Home NLP & Transformers GRPO

GRPO — Group Relative Policy Optimization

The RL algorithm behind DeepSeek-R1. Instead of training a separate value network like PPO does, GRPO samples a group of G completions for each prompt and uses the group's mean reward as the baseline. Each completion's advantage is just (reward − group mean) / group std.

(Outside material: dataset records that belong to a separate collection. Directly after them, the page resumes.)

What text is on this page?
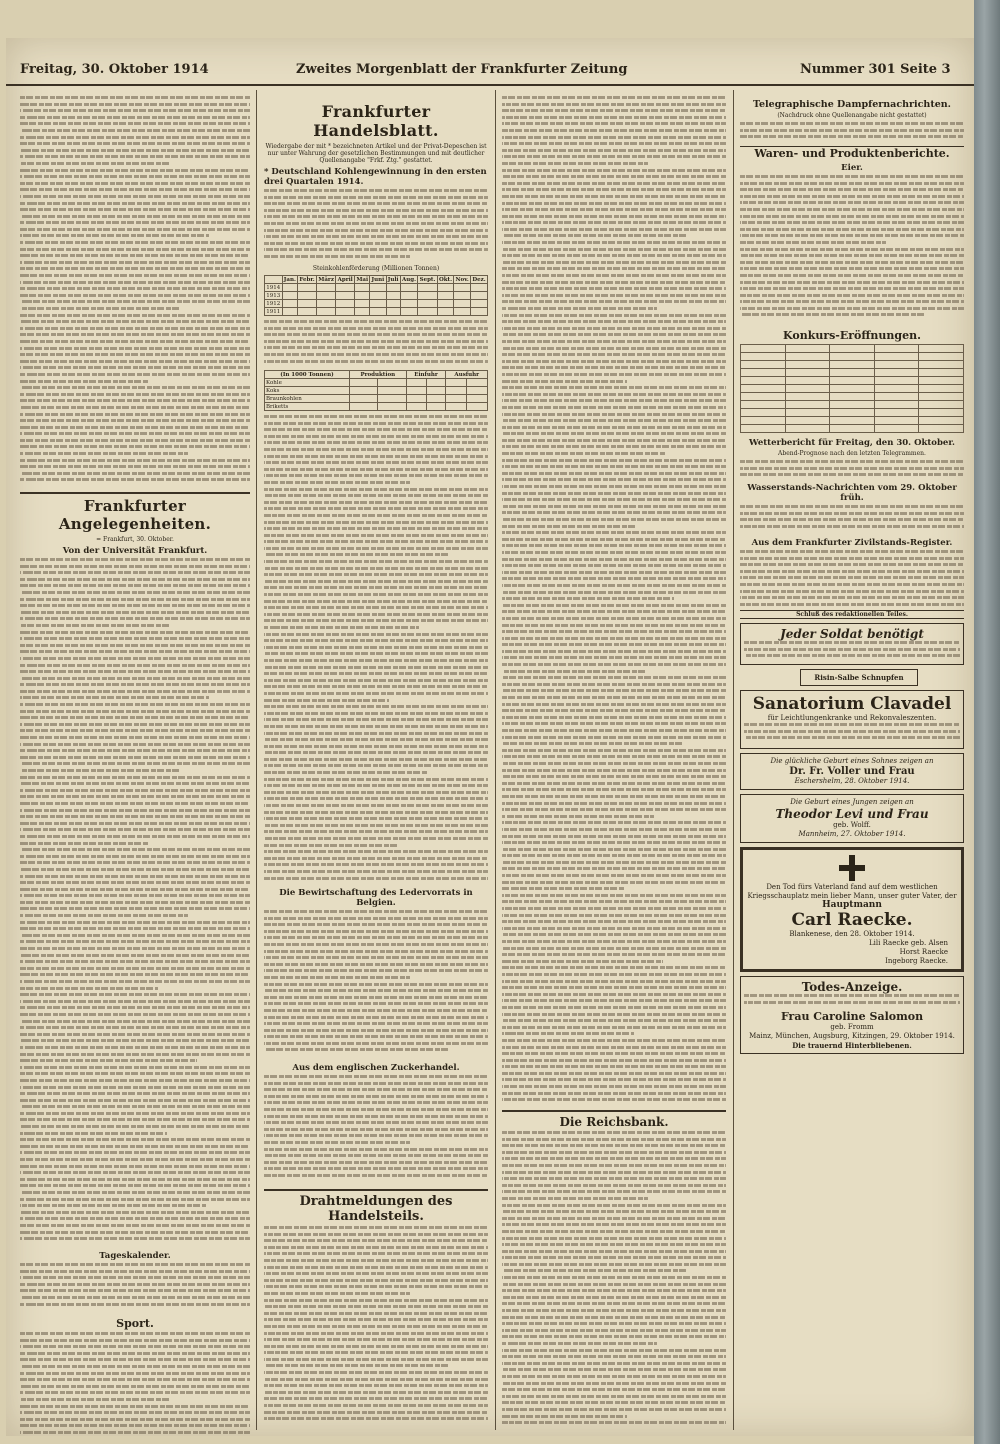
Freitag, 30. Oktober 1914	Zweites Morgenblatt der Frankfurter Zeitung	Nummer 301 Seite 3
Frankfurter Angelegenheiten.
= Frankfurt, 30. Oktober.
Von der Universität Frankfurt.
Tageskalender.
Sport.
Frankfurter Handelsblatt.
Wiedergabe der mit * bezeichneten Artikel und der Privat-Depeschen ist nur unter Wahrung der gesetzlichen Bestimmungen und mit deutlicher Quellenangabe "Frkf. Ztg." gestattet.
* Deutschland Kohlengewinnung in den ersten drei Quartalen 1914.
Steinkohlenförderung (Millionen Tonnen)
	Jan.	Febr.	März	April	Mai	Juni	Juli	Aug.	Sept.	Okt.	Nov.	Dez.
1914												
1913												
1912												
1911												
(In 1000 Tonnen)	Produktion		Einfuhr		Ausfuhr	
Kohle						
Koks						
Braunkohlen						
Briketts						
Die Bewirtschaftung des Ledervorrats in Belgien.
Aus dem englischen Zuckerhandel.
Drahtmeldungen des Handelsteils.
Die Reichsbank.
Telegraphische Dampfernachrichten.
(Nachdruck ohne Quellenangabe nicht gestattet)
Waren- und Produktenberichte.
Eier.
Konkurs-Eröffnungen.

Wetterbericht für Freitag, den 30. Oktober.
Abend-Prognose nach den letzten Telegrammen.
Wasserstands-Nachrichten vom 29. Oktober früh.
Aus dem Frankfurter Zivilstands-Register.
Schluß des redaktionellen Teiles.
Jeder Soldat benötigt
Risin-Salbe Schnupfen
Sanatorium Clavadel
für Leichtlungenkranke und Rekonvaleszenten.
Die glückliche Geburt eines Sohnes zeigen an
Dr. Fr. Voller und Frau
Eschershelm, 28. Oktober 1914.
Die Geburt eines Jungen zeigen an
Theodor Levi und Frau
geb. Wolff.
Mannheim, 27. Oktober 1914.
Den Tod fürs Vaterland fand auf dem westlichen Kriegsschauplatz mein lieber Mann, unser guter Vater, der
Hauptmann
Carl Raecke.
Blankenese, den 28. Oktober 1914.
Lili Raecke geb. Alsen
Horst Raecke
Ingeborg Raecke.
Todes-Anzeige.
Frau Caroline Salomon
geb. Fromm
Mainz, München, Augsburg, Kitzingen, 29. Oktober 1914.
Die trauernd Hinterbliebenen.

Half the parameters of PPO at training time, comparable quality, and the trick that made R1's reasoning trace possible.

One GRPO update

Idle

PPO vs GRPO — what changed

PPO (InstructGPT, ChatGPT)
~2× params
  • Policy πθ — the LLM
  • Reference πref — frozen pre-RLHF copy (KL anchor)
  • Reward model rφ — scores completions
  • Value/critic Vψ — predicts expected reward (~same size as policy)
  • • Advantage estimated via GAE on critic outputs
GRPO (DeepSeek-R1)
no critic
  • Policy πθ — the LLM
  • Reference πref — KL anchor (same as PPO)
  • Reward model rφ — or rule-based reward
  • • No value/critic. Sample G completions, baseline = group mean
  • • Advantage = (ri − μ) / σ within the group

GRPO loss

L_GRPO = -1/G · Σᵢ [ min( ratioᵢ · Aᵢ ,  clip(ratioᵢ, 1−ε, 1+ε) · Aᵢ ) ]
                                    + β · D_KL( πθ ‖ πref )

where:
  ratioᵢ = πθ(oᵢ|s) / πθ_old(oᵢ|s)        # importance weight
  Aᵢ     = (rᵢ − μ) / σ                       # group-relative advantage  ← the trick
  μ      = mean(r₁ … r_G)
  σ      = std(r₁ … r_G)
Why this matters

The critic is a luxury you can't afford. A PPO value network is roughly the size of the policy (often a copy of the LLM). For a 70B-param policy, you need ~140B params resident on the GPUs during training. GRPO drops the critic entirely.

Group baseline = sample-mean Monte Carlo estimate. The whole purpose of the critic is to estimate E[r | s] — the expected reward for a state. If you sample G completions and compute their mean, you have an unbiased estimate without a learned value function. The variance is higher, but so what? You're already paying for G completions per prompt to do the policy update.

Why this enabled R1. DeepSeek showed that with GRPO + a simple rule-based reward (e.g., "is this final math answer correct?"), an LLM can be RL-trained without any SFT initialization and develop emergent reasoning chains. The "aha moment" graphs in the R1-Zero paper show the model spontaneously learning to backtrack and reflect — pure RL with no human reasoning demonstrations. The lower training cost from GRPO is what made the experiment economically viable.

Tradeoffs. GRPO needs G completions per prompt — typically G=64 for DeepSeek — which costs G× more inference at training. PPO does 1 completion per prompt + value head update. So GRPO trades critic parameters for inference compute. For modern accelerators with under-utilized FLOPs at small batch sizes, this trade tips heavily in GRPO's favor.